The events that forced Roger Hedgecock's ouster as mayor in 1985 took more than a year and a half to play out. The controversy that led to Dick Murphy's decision in 2005 to resign had simmered for a year.

But for Filner, it was six weeks from the first allegation of sexual harassment to the negotiated deal with the City Council to trade his resignation in exchange for the city picking up the bill for his legal defense in a lawsuit filed by a former staff member.

After the council's 7-0 vote Aug. 23 to accept the deal, council members took turns blasting Filner for his conduct toward women and for allegedly leading the government into paralysis and national scorn.

Councilwoman Marti Emerald, who had been one of the last to call for Filner to resign, took a different approach — saying that the forced resignation should not be cause for celebration.
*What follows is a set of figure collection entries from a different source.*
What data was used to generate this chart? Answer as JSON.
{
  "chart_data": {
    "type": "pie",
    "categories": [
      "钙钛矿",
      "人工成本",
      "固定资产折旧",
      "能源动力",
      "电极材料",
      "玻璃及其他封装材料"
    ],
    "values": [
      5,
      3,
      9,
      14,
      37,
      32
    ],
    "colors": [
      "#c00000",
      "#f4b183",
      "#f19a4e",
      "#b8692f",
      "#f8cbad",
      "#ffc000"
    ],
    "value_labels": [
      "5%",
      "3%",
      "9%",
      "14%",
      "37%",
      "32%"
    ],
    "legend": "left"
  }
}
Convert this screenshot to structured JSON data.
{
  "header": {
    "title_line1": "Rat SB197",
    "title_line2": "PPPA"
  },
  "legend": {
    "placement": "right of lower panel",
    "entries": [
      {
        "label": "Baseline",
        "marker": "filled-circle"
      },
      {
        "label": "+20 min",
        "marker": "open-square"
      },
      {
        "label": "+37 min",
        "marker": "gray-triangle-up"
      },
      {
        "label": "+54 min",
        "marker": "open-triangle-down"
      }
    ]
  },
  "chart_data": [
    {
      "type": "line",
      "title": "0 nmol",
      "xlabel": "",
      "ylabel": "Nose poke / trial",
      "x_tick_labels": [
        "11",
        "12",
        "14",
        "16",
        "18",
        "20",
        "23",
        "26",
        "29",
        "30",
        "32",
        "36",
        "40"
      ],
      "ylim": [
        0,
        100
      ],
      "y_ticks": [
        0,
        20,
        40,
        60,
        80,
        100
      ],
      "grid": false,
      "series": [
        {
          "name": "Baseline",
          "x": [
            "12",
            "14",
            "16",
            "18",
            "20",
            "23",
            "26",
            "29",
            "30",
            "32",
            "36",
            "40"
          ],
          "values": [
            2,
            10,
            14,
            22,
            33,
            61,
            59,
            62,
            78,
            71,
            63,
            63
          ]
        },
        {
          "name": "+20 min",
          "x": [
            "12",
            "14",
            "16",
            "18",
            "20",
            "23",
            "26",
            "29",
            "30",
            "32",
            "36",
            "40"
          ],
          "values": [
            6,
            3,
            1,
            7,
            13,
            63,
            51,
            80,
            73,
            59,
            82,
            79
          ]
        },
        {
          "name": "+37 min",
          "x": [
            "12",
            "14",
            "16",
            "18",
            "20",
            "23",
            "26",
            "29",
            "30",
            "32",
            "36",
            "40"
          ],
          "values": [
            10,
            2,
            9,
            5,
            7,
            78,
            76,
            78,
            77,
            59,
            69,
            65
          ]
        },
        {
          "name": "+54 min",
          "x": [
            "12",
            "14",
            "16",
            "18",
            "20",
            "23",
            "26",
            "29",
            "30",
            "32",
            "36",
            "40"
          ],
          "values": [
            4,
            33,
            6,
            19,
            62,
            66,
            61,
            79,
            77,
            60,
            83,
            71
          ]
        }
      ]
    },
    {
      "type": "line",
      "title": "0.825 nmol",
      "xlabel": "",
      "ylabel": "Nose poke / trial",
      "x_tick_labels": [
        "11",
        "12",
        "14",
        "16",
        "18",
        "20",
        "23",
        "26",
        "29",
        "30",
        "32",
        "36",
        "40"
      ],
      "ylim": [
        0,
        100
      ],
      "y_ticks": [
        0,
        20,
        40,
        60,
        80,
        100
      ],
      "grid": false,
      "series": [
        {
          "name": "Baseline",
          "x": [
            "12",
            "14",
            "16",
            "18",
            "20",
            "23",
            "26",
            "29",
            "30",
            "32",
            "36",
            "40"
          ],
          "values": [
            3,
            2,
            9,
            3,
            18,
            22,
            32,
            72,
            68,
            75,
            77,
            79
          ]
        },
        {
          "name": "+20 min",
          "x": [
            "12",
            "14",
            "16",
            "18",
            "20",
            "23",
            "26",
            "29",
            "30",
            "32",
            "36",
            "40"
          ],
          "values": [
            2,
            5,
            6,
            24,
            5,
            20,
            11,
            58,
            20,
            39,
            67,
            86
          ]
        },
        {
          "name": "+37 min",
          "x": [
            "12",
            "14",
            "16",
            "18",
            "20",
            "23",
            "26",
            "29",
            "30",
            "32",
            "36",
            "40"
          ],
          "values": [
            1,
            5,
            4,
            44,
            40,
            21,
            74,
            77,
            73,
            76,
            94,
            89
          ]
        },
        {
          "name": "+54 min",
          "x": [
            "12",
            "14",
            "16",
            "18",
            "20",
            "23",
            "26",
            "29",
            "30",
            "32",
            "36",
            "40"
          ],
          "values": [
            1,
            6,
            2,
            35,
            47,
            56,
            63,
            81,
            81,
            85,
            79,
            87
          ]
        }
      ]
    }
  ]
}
Filner's agenda for change, she said, should not be abandoned.

"While I believe the right decision has been made," said Emerald, a former television reporter, "I've known Bob Filner for 30 years and what a champion he has been."

When he was on the City Council, before being elected in 1992 to the U.S. House of Representatives, the city was still run by a city manager. Voters dumped that system in 2004. Filner was the second mayor to inherit authority over city departments and veto power over council actions.

"I don't have to ask anybody, no more city manager," he said after a few months in office. "I just can tell people to do things, and they get done."

To protect the seals, Filner had ordered a rope barrier, closure of the Children's Pool beach at night, and then installation of a 24-hour surveillance camera. The pro-seal faction was happy, but those who feel the beach belongs to people, not the seals, were not.

In June he cut through the bureaucratic/environmental stalemate that had allowed a build-up of guano on the rocks in La Jolla. He hired a firm to scrub the rocks. A second washing is due in weeks.

After the council approved the deal that included his resignation, Filner listed seal protection and guano cleanup among his achievements.